The Patience of Christ. He is still the patient Christ. Rejected by the world He has taken His place upon the Father's throne. There He waits until His enemies are made His footstool. Long ago, in our human reckoning, He entered there. Long ago the Father said to Him, "Ask of Me and I will give Thee the heathen for thine inheritance, and the uttermost part of the earth for Thy possession" (Ps. ii:8). Up to now He has not yet asked the Father. When He asks it will mean judgment for this world. In infinite patience He has waited and waited in the presence of God. And all this time He has carried on His work as the Priest and Advocate of His people who live on earth. With what tenderness and patience He has dealt with all who lived in the past centuries. His mighty power kept them and now they are at home with Him. The same patience He manifests towards us. How often we have failed Him and walked in the flesh instead of walking in the Spirit. We came to Him and confessed and then we found Him so loving towards us. But ere long we failed again and in His loving patience His arms were again around us. And thus a hundred times. He changeth not. He is the same loving, patient Lord towards His own in Glory as He was on earth. "He shall not be discouraged," the prophet declared. Even so His Patience knows no discouragement.

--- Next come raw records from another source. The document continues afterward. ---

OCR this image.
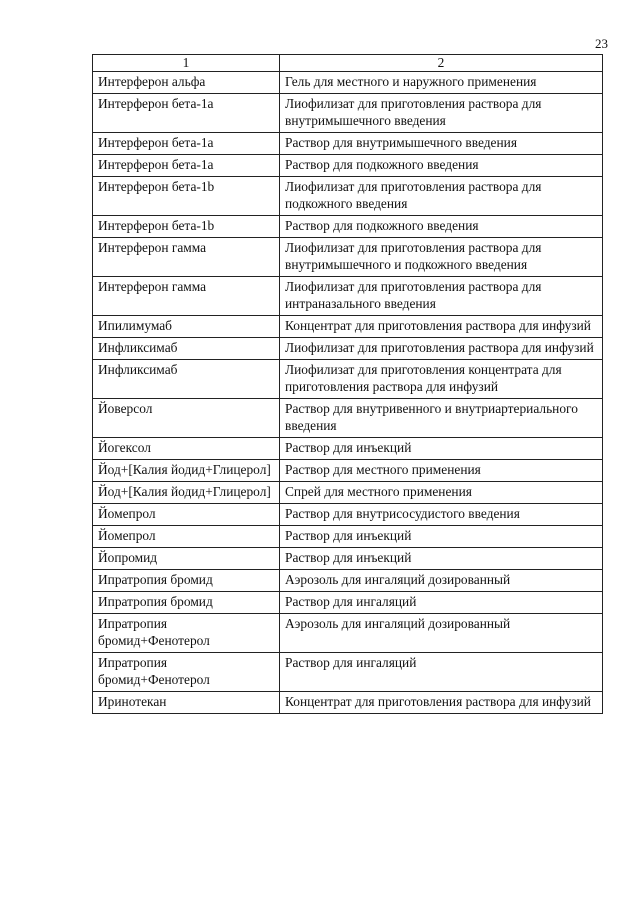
23
1	2
Интерферон альфа	Гель для местного и наружного применения
Интерферон бета-1а	Лиофилизат для приготовления раствора для внутримышечного введения
Интерферон бета-1а	Раствор для внутримышечного введения
Интерферон бета-1а	Раствор для подкожного введения
Интерферон бета-1b	Лиофилизат для приготовления раствора для подкожного введения
Интерферон бета-1b	Раствор для подкожного введения
Интерферон гамма	Лиофилизат для приготовления раствора для внутримышечного и подкожного введения
Интерферон гамма	Лиофилизат для приготовления раствора для интраназального введения
Ипилимумаб	Концентрат для приготовления раствора для инфузий
Инфликсимаб	Лиофилизат для приготовления раствора для инфузий
Инфликсимаб	Лиофилизат для приготовления концентрата для приготовления раствора для инфузий
Йоверсол	Раствор для внутривенного и внутриартериального введения
Йогексол	Раствор для инъекций
Йод+[Калия йодид+Глицерол]	Раствор для местного применения
Йод+[Калия йодид+Глицерол]	Спрей для местного применения
Йомепрол	Раствор для внутрисосудистого введения
Йомепрол	Раствор для инъекций
Йопромид	Раствор для инъекций
Ипратропия бромид	Аэрозоль для ингаляций дозированный
Ипратропия бромид	Раствор для ингаляций
Ипратропия бромид+Фенотерол	Аэрозоль для ингаляций дозированный
Ипратропия бромид+Фенотерол	Раствор для ингаляций
Иринотекан	Концентрат для приготовления раствора для инфузий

In all the dishonor done to His holy, worthy Name, He endures patiently. He is silent to all what is done by His enemies. The Patience of Christ. May the Lord grant us His Patience. John said to himself, "I am your brother and companion in tribulation and in the kingdom and patience of Jesus Christ" (Rev. i:9). To that kingdom and Patience of Jesus Christ of which John speaks of belonging we belong. The martyrs belonged to it. Afflictions, persecutions and sufferings were their part. They are ours. In humility, in endurance, unflinching courage, in the patience of Christ, let us suffer with Him, share His reproach until His Glory is revealed.